Bahrudin sendiri tidak menduga jika siswa-siswanya pandai menulis. Yang dilakukannya adalah memberi kesempatan mereka untuk terus berkarya. Karya-karya mereka dihargai. Salah satu cara untuk menghargai karya mereka adalah dengan memajangnya di mading atau di papan-papan dalam kelas agar dibaca orang lain.

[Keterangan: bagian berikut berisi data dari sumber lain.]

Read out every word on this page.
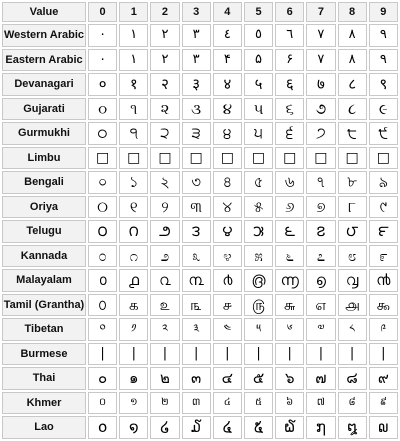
Value	0	1	2	3	4	5	6	7	8	9
Western Arabic	٠	١	٢	٣	٤	٥	٦	٧	٨	٩
Eastern Arabic	۰	۱	۲	۳	۴	۵	۶	۷	۸	۹
Devanagari	०	१	२	३	४	५	६	७	८	९
Gujarati	૦	૧	૨	૩	૪	૫	૬	૭	૮	૯
Gurmukhi	੦	੧	੨	੩	੪	੫	੬	੭	੮	੯
Limbu	□	□	□	□	□	□	□	□	□	□
Bengali	০	১	২	৩	৪	৫	৬	৭	৮	৯
Oriya	୦	୧	୨	୩	୪	୫	୬	୭	୮	୯
Telugu	౦	౧	౨	౩	౪	౫	౬	౭	౮	౯
Kannada	೦	೧	೨	೩	೪	೫	೬	೭	೮	೯
Malayalam	൦	൧	൨	൩	൪	൫	൬	൭	൮	൯
Tamil (Grantha)	௦	௧	௨	௩	௪	௫	௬	௭	௮	௯
Tibetan	༠	༡	༢	༣	༤	༥	༦	༧	༨	༩
Burmese	|	|	|	|	|	|	|	|	|	|
Thai	๐	๑	๒	๓	๔	๕	๖	๗	๘	๙
Khmer	០	១	២	៣	៤	៥	៦	៧	៨	៩
Lao	໐	໑	໒	໓	໔	໕	໖	໗	໘	໙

Ada kisah menarik dari lahirnya sebuah buku. Pernah terjadi kesepakatan antar siswa SMP Q-tha kelas 3 untuk tidak ikut ujian nasional. Di tempat lain UN bikin mumet, di Q-tha hanya jadi ‘rembugan’ anak-anak ingusan. Namun tahu-tahu salah satu siswa bernama Zafika dan seorang kawannya lagi ngotot ingin ikut UN. Kenapa? Karena ia hendak mengarang buku tentang ujian nasional. Sementara seorang temannya lagi kelak ingin melanjutkan ke sekolah lain. Pilihan beda harus dihargai, begitu prinsip mereka. Maka jadilah Zafika ujian nasional. Tak lama setelah UN usai, terbitlah judul buku karya Zafika dengan judul ‘Lebih Asyik Tanpa UAN’ yang menghebohkan itu.
Saya kemudian teringat ucapan Ahmad. Menurutnya anak-anak mesti dilepas dengan dunianya, tidak boleh didikte orang dewasa. Jika didikte itu sama artinya mereka jadi foto-copy kita, sedangkan dunianya masa depan yang jelas berbeda.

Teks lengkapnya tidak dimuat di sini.